Like my first Spanish words ( “mi”, “yo”, “ola”, “agua”, “casa”, “cerrado”) and my first Spanish sentences (“Mi casa es su casa”, and “Yo quiero un vaso grande de agua fria”) which I learned from Sesame Street.
With it, I also learned how to count from one to ten in Japanese (“ichi”, “ni”, “san”, “shi”, “go”, “roku”, “shichi”, “hachi”, “kyu”, “jyu”), though I’ve already forgotten the title of the program I learned that from (which, by the way, also taught me that “helicopter” is called “herikoputa” in Japanese).
It made me aware of the latest technological developments in Japan at the time (through “Japan Video Topics”) like the use of cooking oil as car fuel (yep, it’s not new… I first heard of it in the late 80s, I believe… if not, within the first quarter of the 90s).
It was also through that television set that I first witnessed how things were made/done/processed, like samurai swords, cars, bottled milk, cheese, artificial insemination in cows, and cartoons/animation (an industry which I got myself involved in a few years ago).

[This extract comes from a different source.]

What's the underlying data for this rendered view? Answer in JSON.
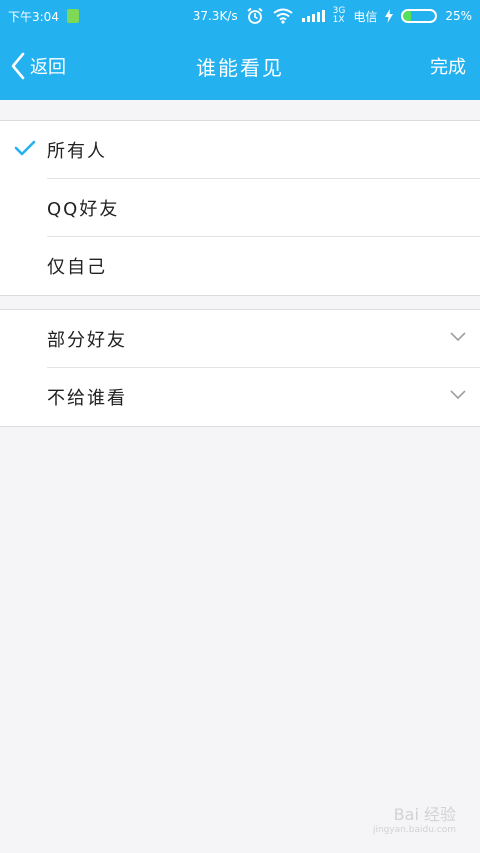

And, to top it all off, that television set allowed me to feel first hand the sensations of being electrocuted when my fingers accidentally touched the metal terminals of the plug as I was plugging the set to the electric outlet. :P
And they say television is detrimental to a child’s development. :P
Unfortunately, my parents decided to get rid of it when we moved in to our new home some 14 years ago.
That television set definitely had a great significance in my life, just like how Sony’s World’s First Motionflow 240Hz LCD TV (the Sony Bravia Z450) most probably will. Considering what they say it’s capable of doing, it will definitely change my TV viewing experience… especially if I’m going to watch Formula 1 races on it. Imagine… speed without the blur.